Welsh Government says it cannot underwrite Circuit of Wales

But the project will continue with further negotiations

THE Welsh Government has said that it cannot underwrite the £357m of Circuit of Wales but although the future of the project now looks uncertain, CEO Michael Carrick has said that the project will continue with further negotiations.

After taking legal advice, Edwina Hart MP has said that there is an ‘unacceptable risk’ for the Welsh government to underwrite the project.

A decision on whether the investment of taxpayers’ money into the project is classified as state aid was expected earlier this week.
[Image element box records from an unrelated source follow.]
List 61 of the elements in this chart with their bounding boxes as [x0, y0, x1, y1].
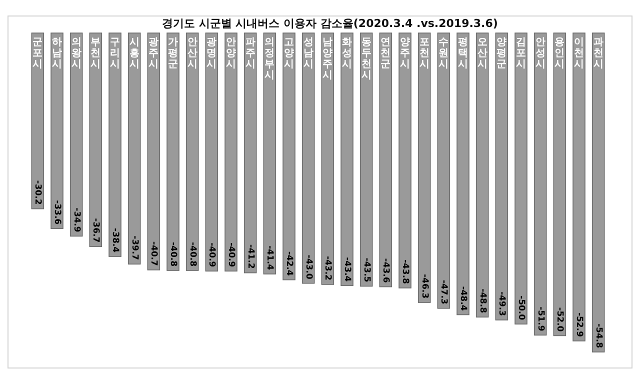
- data-label: -43.2: [322, 256, 333, 281]
- x-tick-label: 남양주시: [322, 37, 333, 81]
- x-tick-label: 양주시: [400, 37, 410, 70]
- x-tick-label: 가평군: [168, 37, 178, 70]
- data-label: -52.9: [574, 312, 584, 338]
- x-tick-label: 수원시: [438, 37, 449, 70]
- x-tick-label: 화성시: [342, 37, 352, 70]
- data-label: -34.9: [71, 208, 82, 232]
- x-tick-label: 이천시: [574, 37, 584, 70]
- data-label: -43.8: [400, 259, 410, 284]
- data-label: -52.0: [554, 307, 565, 332]
- x-tick-label: 고양시: [284, 37, 294, 70]
- data-label: -40.8: [187, 242, 198, 267]
- data-label: -46.3: [419, 274, 430, 299]
- x-tick-label: 하남시: [52, 37, 62, 70]
- x-tick-label: 과천시: [593, 37, 604, 70]
- data-label: -41.2: [245, 244, 256, 269]
- x-tick-label: 구리시: [110, 37, 120, 70]
- x-tick-label: 군포시: [32, 37, 43, 70]
- x-tick-label: 평택시: [458, 37, 468, 70]
- data-label: -43.6: [380, 258, 391, 283]
- data-label: -50.0: [516, 296, 526, 320]
- x-tick-label: 동두천시: [361, 37, 372, 81]
- x-tick-label: 시흥시: [129, 37, 140, 70]
- chart-title: 경기도 시군별 시내버스 이용자 감소율(2020.3.4 .vs.2019.3.6): [162, 17, 498, 30]
- data-label: -54.8: [593, 324, 604, 348]
- data-label: -38.4: [110, 228, 120, 253]
- data-label: -47.3: [438, 280, 449, 304]
- x-tick-label: 부천시: [90, 37, 101, 70]
- x-tick-label: 의정부시: [264, 37, 275, 81]
- x-tick-label: 성남시: [303, 37, 314, 70]
- x-tick-label: 안양시: [226, 37, 236, 70]
- x-tick-label: 의왕시: [71, 37, 82, 70]
- x-tick-label: 포천시: [419, 37, 430, 70]
- data-label: -42.4: [284, 251, 294, 276]
- data-label: -40.9: [226, 242, 236, 268]
- x-tick-label: 파주시: [245, 37, 256, 70]
- data-label: -36.7: [90, 218, 101, 243]
- data-label: -30.2: [32, 180, 43, 205]
- data-label: -43.5: [361, 258, 372, 282]
- x-tick-label: 안산시: [187, 37, 198, 70]
- x-tick-label: 김포시: [516, 37, 526, 70]
- data-label: -48.8: [477, 288, 488, 314]
- data-label: -43.4: [342, 257, 352, 282]
- data-label: -49.3: [496, 291, 507, 316]
- data-label: -39.7: [129, 236, 140, 260]
- data-label: -51.9: [535, 306, 546, 332]
- x-tick-label: 오산시: [477, 37, 488, 70]
- data-label: -40.8: [168, 242, 178, 267]
- x-tick-label: 광주시: [148, 37, 159, 70]
- x-tick-label: 양평군: [496, 37, 507, 70]
- data-label: -43.0: [303, 254, 314, 280]
- x-tick-label: 광명시: [206, 37, 217, 70]
- data-label: -48.4: [458, 286, 468, 311]
- data-label: -33.6: [52, 200, 62, 225]
- data-label: -40.7: [148, 241, 159, 266]
- x-tick-label: 연천군: [380, 37, 391, 70]
- x-tick-label: 안성시: [535, 37, 546, 70]
- data-label: -41.4: [264, 245, 275, 270]
- data-label: -40.9: [206, 242, 217, 268]
- x-tick-label: 용인시: [554, 37, 565, 70]
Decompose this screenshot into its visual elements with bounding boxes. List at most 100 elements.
Using taxes in this way is illegal under European Union Law, but lawyers for the Circuit of Wales had maintained that the circuit could provide up to 6,000 jobs in the area.  

Hart’s reluctance to sign-off the project could result in it collapsing.

In conjunction with the Circuit of Wales, the government has been working to find a workable solution, so far without success, but has said that it will support the project if new investors can step in.

An open letter from Hart to Welsh First Minister Carwyn Jones, Hart said:

‘As you will be aware we have been working to support this project for a significant period of time and have already in effect spent around £9m in support of its development. We also explored sharing the risk with several local authorities, and as you are aware that option also failed unfortunately. 

‘In these last few days we have considered that a guarantee of 80% of the total value of the project may have reduced our risk to an acceptable level, but the circuit have not been able to secure any real private risk capital and so this option has not been possible.’

Ministers had agreed to provide a grant of £16m to support the jobs created by the Circuit of Wales but negotiations began to stall once the Welsh Government was asked to provide financial guarantee to the funding from Aviva, which is privately backing the scheme.

Michael Carrick, CEO of Heads of The Valleys Development Company which is behind the project, has confirmed talks with the Welsh government and Aviva will continue with the plan now delayed.

‘We respect and understand the minister's decision on the support for a 100% guarantee for our private funding,” Carrick said. “While this was our clear preference and reflective of the negotiations we have held over the past six months, we accept that the project will need to progress on revised terms.

‘We will continue negotiations with the Welsh Government, the local authorities and Aviva Investors to advance the development on revised terms that will be acceptable to all parties.’

The Circuit of Wales has secured a five-year deal with Dorna which began last year. Dorna had originally hoped to move the British MotoGP to Wales in 2017  but after delays in confirming financial backing MotoGP had been delayed, with the Welsh circuit was expected to take over hosting duties in 2018.